Les Chroniques de Sire Jean Froissart/Livre I, Partie II/Chapitre CCCIV

Texte établi par J. A. C. Buchon (Ip. 606-607).

CHAPITRE CCCIV.


Comment le comte de Cantebruge et le comte de, Pennebroch mandèrent au duc de Bourbon qu’il leur voulsist livrer bataille, et quelle chose le dit duc répondit.


Quand le comte de Cantebruge et le comte de Pennebroch et les barons de Poitou et d’Aquitaine, qui là étoit moult étoffément, eurent été devant les François et aussi devant Belle-Perche le terme de quinze jours, ils virent que point n’issoient de leur bastide pour eux venir combattre, si eurent conseil et avis d’envoyer un héraut devers eux pour savoir quelle chose ils vouloient faire. Si en fut Chandos le héraut chargé, induit et informé quelle chose il leur diroit. Tant exploita le dessus dit, qu’il vint devers le duc de Bourbon, qui là étoit entre ses gens ; si vint et dit ainsi : « Monseigneur, mes maîtres et seigneurs m’envoient devers vous, et vous font à savoir par moi qu’ils sont trop émerveillés de ce que vous les avez sçus jà le terme de quinze jours devant vous, et si n’êtes point issus de votre fort pour eux combattre. Si vous mandent que, si vous voulez traire hors et venir devers eux, ils vous lairont prendre et aviser pièce de terre pour vous combattre à eux ; si en ait la victoire cil à qui Dieu l’ordonnera. »

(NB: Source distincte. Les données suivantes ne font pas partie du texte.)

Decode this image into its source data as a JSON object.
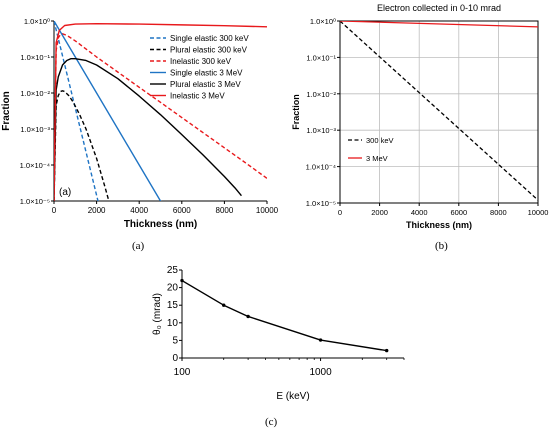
{
  "figure": {
    "caption_a": "(a)",
    "caption_b": "(b)",
    "caption_c": "(c)"
  },
  "colors": {
    "red": "#e8191c",
    "blue": "#1f74c4",
    "black": "#000000",
    "grid": "#bdbdbd"
  },
  "chart_data": [
    {
      "id": "a",
      "type": "line",
      "xlabel": "Thickness (nm)",
      "ylabel": "Fraction",
      "xlim": [
        0,
        10000
      ],
      "ylim": [
        1e-05,
        1
      ],
      "yscale": "log",
      "grid": false,
      "legend_position": "top-right",
      "inset_label": "(a)",
      "xticks": [
        0,
        2000,
        4000,
        6000,
        8000,
        10000
      ],
      "xtick_labels": [
        "0",
        "2000",
        "4000",
        "6000",
        "8000",
        "10000"
      ],
      "yticks": [
        1,
        0.1,
        0.01,
        0.001,
        0.0001,
        1e-05
      ],
      "ytick_labels": [
        "1.0×10⁰",
        "1.0×10⁻¹",
        "1.0×10⁻²",
        "1.0×10⁻³",
        "1.0×10⁻⁴",
        "1.0×10⁻⁵"
      ],
      "series": [
        {
          "name": "Single elastic 300 keV",
          "color": "#1f74c4",
          "dash": "dashed",
          "x": [
            0,
            500,
            1000,
            1500,
            2000,
            2400
          ],
          "y": [
            1,
            0.0616,
            0.0038,
            0.000234,
            1.44e-05,
            1.55e-06
          ]
        },
        {
          "name": "Plural elastic 300 keV",
          "color": "#000000",
          "dash": "dashed",
          "x": [
            0,
            100,
            200,
            300,
            400,
            500,
            700,
            900,
            1200,
            1500,
            2000,
            2400,
            2800
          ],
          "y": [
            1e-05,
            0.0045,
            0.0085,
            0.011,
            0.0115,
            0.011,
            0.0084,
            0.0056,
            0.00253,
            0.00101,
            0.000152,
            2.38e-05,
            3.3e-06
          ]
        },
        {
          "name": "Inelastic 300 keV",
          "color": "#e8191c",
          "dash": "dashed",
          "x": [
            0,
            100,
            200,
            300,
            400,
            600,
            1000,
            2000,
            3000,
            4000,
            5000,
            6000,
            7000,
            8000,
            9000,
            10000
          ],
          "y": [
            1e-05,
            0.15,
            0.34,
            0.42,
            0.44,
            0.4,
            0.28,
            0.1,
            0.038,
            0.0144,
            0.0055,
            0.00208,
            0.00079,
            0.0003,
            0.000114,
            4.25e-05
          ]
        },
        {
          "name": "Single elastic 3 MeV",
          "color": "#1f74c4",
          "dash": "solid",
          "x": [
            0,
            1000,
            2000,
            3000,
            4000,
            5000,
            5200
          ],
          "y": [
            1,
            0.1,
            0.01,
            0.001,
            0.0001,
            1e-05,
            6.3e-06
          ]
        },
        {
          "name": "Plural elastic 3 MeV",
          "color": "#000000",
          "dash": "solid",
          "x": [
            0,
            100,
            200,
            400,
            600,
            800,
            1000,
            1500,
            2000,
            3000,
            4000,
            5000,
            6000,
            7000,
            8000,
            8500,
            8800
          ],
          "y": [
            1e-05,
            0.012,
            0.028,
            0.06,
            0.08,
            0.09,
            0.09,
            0.08,
            0.06,
            0.025,
            0.0082,
            0.0025,
            0.0007,
            0.00019,
            4.8e-05,
            2.3e-05,
            1.4e-05
          ]
        },
        {
          "name": "Inelastic 3 MeV",
          "color": "#e8191c",
          "dash": "solid",
          "x": [
            0,
            100,
            250,
            500,
            1000,
            2000,
            4000,
            6000,
            8000,
            10000
          ],
          "y": [
            1e-05,
            0.25,
            0.55,
            0.75,
            0.82,
            0.84,
            0.82,
            0.78,
            0.74,
            0.69
          ]
        }
      ]
    },
    {
      "id": "b",
      "type": "line",
      "title": "Electron collected in 0-10 mrad",
      "xlabel": "Thickness (nm)",
      "ylabel": "Fraction",
      "xlim": [
        0,
        10000
      ],
      "ylim": [
        1e-05,
        1
      ],
      "yscale": "log",
      "grid": true,
      "legend_position": "bottom-left",
      "xticks": [
        0,
        2000,
        4000,
        6000,
        8000,
        10000
      ],
      "xtick_labels": [
        "0",
        "2000",
        "4000",
        "6000",
        "8000",
        "10000"
      ],
      "yticks": [
        1,
        0.1,
        0.01,
        0.001,
        0.0001,
        1e-05
      ],
      "ytick_labels": [
        "1.0×10⁰",
        "1.0×10⁻¹",
        "1.0×10⁻²",
        "1.0×10⁻³",
        "1.0×10⁻⁴",
        "1.0×10⁻⁵"
      ],
      "series": [
        {
          "name": "300 keV",
          "color": "#000000",
          "dash": "dashed",
          "x": [
            0,
            10000
          ],
          "y": [
            1,
            1.2e-05
          ]
        },
        {
          "name": "3 MeV",
          "color": "#e8191c",
          "dash": "solid",
          "x": [
            0,
            10000
          ],
          "y": [
            1,
            0.69
          ]
        }
      ]
    },
    {
      "id": "c",
      "type": "line",
      "xlabel": "E (keV)",
      "ylabel": "θ₀ (mrad)",
      "xlim": [
        100,
        4000
      ],
      "xscale": "log",
      "ylim": [
        0,
        25
      ],
      "grid": false,
      "markers": true,
      "xticks": [
        100,
        1000
      ],
      "xtick_labels": [
        "100",
        "1000"
      ],
      "yticks": [
        0,
        5,
        10,
        15,
        20,
        25
      ],
      "ytick_labels": [
        "0",
        "5",
        "10",
        "15",
        "20",
        "25"
      ],
      "series": [
        {
          "name": "",
          "color": "#000000",
          "dash": "solid",
          "x": [
            100,
            200,
            300,
            1000,
            3000
          ],
          "y": [
            22,
            15,
            11.8,
            5.1,
            2.1
          ]
        }
      ]
    }
  ]
}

À cette parole répondit le duc de Bourbon, et dit : « Chandos, vous direz à vos maîtres que je ne combattrai point à leur volonté et ordonnance ; et bien sais voirement qu’ils sont là ; mais point ne partirai de ci ni n’en déferai mon siége, si aurai-je conquis le châtel de Belle-Perche. » — « Monseigneur, dit le héraut, je leur dirai bien ainsi. » Lors se départit sur ce point Chandos, et retourna devers ses maîtres, et leur dit cette réponse. Si ne leur fut mie bien plaisant, et se mirent au conseil ensemble. De ce conseil issirent, et dirent à Chandos autres paroles, lesquelles il vouloient qu’il rapportât aux François, si comme il fit ; et leur dit de rechef quand il fut revenu : « Seigneurs, mes maîtres et mes seigneurs vous mandent par moi, puis que combattre ni traire hors ne vous voulez, ni la parçon prendre qu’ils vous ont faite, que dedans trois jours, sire duc de Bourbon, à heure de tierce ou de midi, vous verrez votre dame de mère mettre à cheval et mener en voie : si avisez sur ce, et la rescouez si vous voulez ou pouvez. » Lors répondit le duc de Bourbon et dit : « Chandos, Chandos, dites à vos maîtres que ils guerroient mal honorablement, quand une ancienne femme seule entre ses gens ils ont prise, et la veulent mener et ravir comme prisonnière ; et point n’a-t-on vu en guerre des seigneurs du temps passé que les dames et damoiselles y fussent prisonnières ni ravies. De madame ma mère me déplaira, si je la vois emmener ; et la r’aurons quand nous pourrons : mais la forteresse ne mèneront-ils point, elle nous demeurera. Et pour ce que vous nous avez ci mis des parçons, vous direz encore à vos maîtres, que si ils se veulent mettre sur les champs jusques à cinquante, nous nous y mettrons aussi : si en ait qui en pourra avoir. » — « Monseigneur, dit le héraut, je leur dirai volontiers tout ainsi. » À ces mots partit Chandos d’eux, et prit congé et s’en vint arrière devers le comte de Cantebruge et le comte de Pennebroch et les autres à qui il fit sa relation. À la parçon que le duc de Bourbon leur envoya n’eurent-ils point conseil d’entendre ; si s’ordonnèrent comme pour eux partir de là, et emmener la dame et ceux du fort, qui étoient grandement courroucés et travaillés des engins de l’ost.